To answer your question more directly, what really attracts me to screenwriting is that in the same way I love reading poetry and prose, I love watching movies. Like fiction, you are working in the dramatic form with characters, a premise, and dialogue to try bring a world and story to life, but screenplays are more stripped back and exacting in a certain way. You have to understand that you are doing this for the screen and not the page, so that leads to differences in emphasis. In that sense, a screenplay only really exists when it’s projected by light. You need skill and imagination, say, to create a scene in 18th century Dublin in a novel. The same is true in film, but that scene might cost 100,000 euro to realise! So words are free. Celluloid isn’t.

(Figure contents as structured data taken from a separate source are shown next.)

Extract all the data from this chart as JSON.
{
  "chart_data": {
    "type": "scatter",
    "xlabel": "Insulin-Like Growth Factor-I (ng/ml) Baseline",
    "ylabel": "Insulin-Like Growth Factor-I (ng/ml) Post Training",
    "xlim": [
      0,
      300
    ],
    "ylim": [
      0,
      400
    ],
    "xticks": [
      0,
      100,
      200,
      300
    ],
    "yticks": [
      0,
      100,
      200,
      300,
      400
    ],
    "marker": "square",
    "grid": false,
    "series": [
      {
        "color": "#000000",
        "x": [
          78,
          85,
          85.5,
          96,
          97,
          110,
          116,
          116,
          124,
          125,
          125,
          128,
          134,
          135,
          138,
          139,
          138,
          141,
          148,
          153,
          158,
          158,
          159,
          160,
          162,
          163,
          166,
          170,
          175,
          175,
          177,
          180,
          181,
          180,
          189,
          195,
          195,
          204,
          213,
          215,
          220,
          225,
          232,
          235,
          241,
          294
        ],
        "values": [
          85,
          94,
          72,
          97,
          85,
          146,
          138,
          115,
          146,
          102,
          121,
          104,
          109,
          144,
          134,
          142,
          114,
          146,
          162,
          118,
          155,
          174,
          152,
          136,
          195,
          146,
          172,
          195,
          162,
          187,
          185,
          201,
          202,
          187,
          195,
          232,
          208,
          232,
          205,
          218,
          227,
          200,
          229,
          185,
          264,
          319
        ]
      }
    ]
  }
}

Sue: I know that you have gotten an advanced degree in Creative Writing. At the risk of  being too controversial here — do you think it was worthwhile? Is it really just a way to make contacts?

Noel: I think from what I’ve written above, the MA in Writing was very useful for me and helped me to become a prose writer more than anything else. When I took the course it was only in its second year, though I was probably one of the most experienced writers on it as I’d published poetry for nearly eight years in journals and so on. I think a lot depends on the dynamic of the group of people involved, as well as the tutors. Our group was very supportive of each other in the main and, as I pointed out earlier, the philosophy of the programme was to try as many forms as you could and see where you were at the end of the year as a writer. It was also great to have so much feedback from tutors.

At the same time, I do think there is a danger in the emergence of more and more MAs of this kind. When they started in the States in the late 50s they were centres of excellence in writing with very high standards. Now, nearly every university in the States has one and you can’t help but feel that those standards don’t always apply and that they are a money-making exercise for some institutions (the same is true of screenwriting courses, I should add).  The other problem over there, is that I’ve heard some publishers won’t look at your work if you don’t have one (or one from a particular university), which is simply ridiculous. In the end an academic qualification isn’t the measure of a writer, the work is. The true qualification is to be published.
One thing I’d add as a final note. For me the year after the MA was my most fruitless as a writer. In a sense you’re in a lovely bubbly of creativity, but when you leave that bubble is gone. You face the harsher world of publishing houses and agents, sending manuscripts out and so forth, and waiting months to hear back and most often receiving rejection letters. After all the attention you received on the course, that’s a difficult transition. Overall, though, for me it was a great opportunity to step out of my normal life (trying to write while making a living etc) and to just ‘be’ a full-time writer for a year. That was wonderful, really.
    I just want to add a final thanks to Sue for inviting me onto her excellent blog for this interview. Answering her thoughtful questions has been a real pleasure. I hope they may be of some use to others also working at the writing coal face or those thinking about it.

Sue: Thank you, Noel. It’s been great chatting with you. Best of luck with both of the recent publications. And to all my friends out there reading this, I urge you to check out his work. You’ll be happy you did.